Der Automarkt in der EU hat im Juni so stark zugelegt wie seit über fünf Jahren nicht mehr – und damit auch dem gesamten ersten Halbjahr einen Schub gegeben. Im Juni 2015 wurden 1,36 Millionen neue Pkw und damit 14,6 Prozent mehr als im Juni 2014 zugelassen. Das ist die höchste Steigerungsrate seit Dezember 2009, wie der europäische Branchenverband ACEA am Donnerstag in Brüssel mitteilte.
Damit setzte sich der Aufwärtstrend der vergangenen fast zwei Jahre fort. Auch in Luxemburg steigen die Zulassungszahlen an, wenn auch nicht so stark wie im EU-Durchschnitt. Hierzulande wurden im Juni 3 Prozent mehr neue Pkw zugelassen als im Juni 2014, in Großbritannien und Deutschland waren es 12,9 Prozent, in Frankreich 15 Prozent, in Italien 14,4 Prozent und in Spanien sogar 23,5 Prozent.
Kalendereffekte
Hauptgrund für das starke Plus sind nach einer Analyse der Wirtschaftsprüfungsgesellschaft EY allerdings Kalendereffekte. In allen EU-Länder habe es im Juni entweder einen oder zwei Verkaufstage mehr als im Juni 2014 gegeben. Bereinigt seien die Verkäufe EU-weit lediglich um 7,5 Prozent gestiegen, rechnete EY aus. Das erste Halbjahr 2015 schließt laut ACEA in der EU mit einem Plus von 8,2 Prozent gegenüber dem ersten Halbjahr 2014, wobei Daten für Malta nicht verfügbar waren. EU-weit wurden von Januar bis Juni über sieben Millionen Autos neu zugelassen.
Bei den Herstellern verbuchte der VW-Konzern mit seinen verschiedenen Marken, der in Europa einen Marktanteil von rund 25 Prozent hält, im Juni einen Zuwachs von 16,8 Prozent und im ersten Halbjahr von 7,2 Prozent.
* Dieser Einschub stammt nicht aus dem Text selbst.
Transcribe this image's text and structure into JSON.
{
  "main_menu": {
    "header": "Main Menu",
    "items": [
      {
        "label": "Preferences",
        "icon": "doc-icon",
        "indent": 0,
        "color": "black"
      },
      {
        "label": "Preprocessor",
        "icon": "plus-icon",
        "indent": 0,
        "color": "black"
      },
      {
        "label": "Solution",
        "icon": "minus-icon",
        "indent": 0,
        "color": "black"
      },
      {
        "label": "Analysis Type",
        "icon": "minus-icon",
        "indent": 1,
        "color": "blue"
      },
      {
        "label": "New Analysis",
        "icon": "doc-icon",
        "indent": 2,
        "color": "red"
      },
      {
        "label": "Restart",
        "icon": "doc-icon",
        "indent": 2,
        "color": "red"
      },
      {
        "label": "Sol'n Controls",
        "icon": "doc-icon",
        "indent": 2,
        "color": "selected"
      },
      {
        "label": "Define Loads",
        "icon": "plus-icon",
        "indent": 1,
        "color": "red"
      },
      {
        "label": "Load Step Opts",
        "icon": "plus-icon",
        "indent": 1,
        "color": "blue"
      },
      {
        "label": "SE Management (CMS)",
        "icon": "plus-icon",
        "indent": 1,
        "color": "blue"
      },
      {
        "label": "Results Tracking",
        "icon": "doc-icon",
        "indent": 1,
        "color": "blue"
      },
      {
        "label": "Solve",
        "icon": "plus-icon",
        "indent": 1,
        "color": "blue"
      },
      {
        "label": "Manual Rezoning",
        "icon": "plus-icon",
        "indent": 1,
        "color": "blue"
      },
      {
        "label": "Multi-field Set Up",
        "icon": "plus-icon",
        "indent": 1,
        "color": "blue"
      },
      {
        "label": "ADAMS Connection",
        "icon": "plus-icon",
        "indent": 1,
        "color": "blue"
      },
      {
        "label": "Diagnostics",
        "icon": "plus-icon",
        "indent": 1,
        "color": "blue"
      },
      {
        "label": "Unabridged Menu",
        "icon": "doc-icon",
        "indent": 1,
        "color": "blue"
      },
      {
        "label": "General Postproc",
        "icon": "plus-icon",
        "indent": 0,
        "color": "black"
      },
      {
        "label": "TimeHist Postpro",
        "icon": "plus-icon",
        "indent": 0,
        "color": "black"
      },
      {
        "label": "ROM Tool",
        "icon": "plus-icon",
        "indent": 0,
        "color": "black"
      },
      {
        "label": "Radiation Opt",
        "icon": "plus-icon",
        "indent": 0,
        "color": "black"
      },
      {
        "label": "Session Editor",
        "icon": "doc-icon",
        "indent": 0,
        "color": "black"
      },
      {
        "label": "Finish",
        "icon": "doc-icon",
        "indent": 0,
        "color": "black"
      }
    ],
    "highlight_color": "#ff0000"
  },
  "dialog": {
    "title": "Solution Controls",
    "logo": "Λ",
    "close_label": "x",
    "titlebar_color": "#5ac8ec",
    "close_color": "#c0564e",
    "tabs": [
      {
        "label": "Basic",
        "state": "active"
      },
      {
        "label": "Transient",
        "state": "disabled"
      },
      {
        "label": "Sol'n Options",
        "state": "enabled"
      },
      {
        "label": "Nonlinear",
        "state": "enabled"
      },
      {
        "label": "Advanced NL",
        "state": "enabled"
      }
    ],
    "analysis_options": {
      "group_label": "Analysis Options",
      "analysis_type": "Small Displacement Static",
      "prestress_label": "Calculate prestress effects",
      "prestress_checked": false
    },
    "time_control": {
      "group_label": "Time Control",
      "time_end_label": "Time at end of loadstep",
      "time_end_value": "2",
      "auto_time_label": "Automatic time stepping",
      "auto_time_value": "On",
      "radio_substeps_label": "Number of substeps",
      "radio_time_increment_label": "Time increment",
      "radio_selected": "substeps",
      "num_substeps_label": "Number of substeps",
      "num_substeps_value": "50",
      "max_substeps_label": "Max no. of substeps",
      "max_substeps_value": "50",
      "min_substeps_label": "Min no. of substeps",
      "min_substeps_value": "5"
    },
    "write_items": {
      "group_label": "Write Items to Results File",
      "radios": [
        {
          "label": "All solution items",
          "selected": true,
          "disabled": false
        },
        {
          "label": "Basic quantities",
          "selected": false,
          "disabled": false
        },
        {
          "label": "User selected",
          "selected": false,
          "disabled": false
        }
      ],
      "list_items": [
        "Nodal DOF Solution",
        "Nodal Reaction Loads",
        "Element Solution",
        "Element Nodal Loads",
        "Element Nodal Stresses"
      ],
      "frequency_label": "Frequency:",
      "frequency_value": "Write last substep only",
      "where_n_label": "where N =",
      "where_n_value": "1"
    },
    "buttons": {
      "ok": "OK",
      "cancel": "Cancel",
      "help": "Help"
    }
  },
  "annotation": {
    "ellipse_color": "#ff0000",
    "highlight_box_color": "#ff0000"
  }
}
Die französische PSA-Gruppe setzte 12,8 Prozent beziehungsweise 3,5 Prozent mehr Fahrzeuge ab. Renault verkaufte 4,5 beziehungsweise 8,9 Prozent mehr Fahrzeuge, Toyota plus 10 bezeihuengsweise plus 6 Prozent. BMW mit den Marken BMW und Mini verbuchte 15,1 und zwölf Prozent mehr Absätze. Bei Daimler mit Mercedes und Smart waren es plus 21,7 und plus 15 Prozent. Opel mit der Schwestermarke Vauxhall kam im Juni auf plus 9,5 und im ersten Halbjahr auf plus 5,9 Prozent. Auch andere europäische und internationale Hersteller konnten auf dem EU-Markt meist kräftig zulegen. »
Niedrige Zinsen, Rabatte, eine sinkende Arbeitslosigkeit und eine steigende Konsumbereitschaft treiben die Erholung an», analysierte EY. Allerdings liegen die Zahlen in der EU insgesamt noch unter dem Niveau von vor der Wirtschaftskrise. EY zufolge wurden nur in Großbritannien und Deutschland im ersten Halbjahr mehr Autos verkauft als vor der Krise.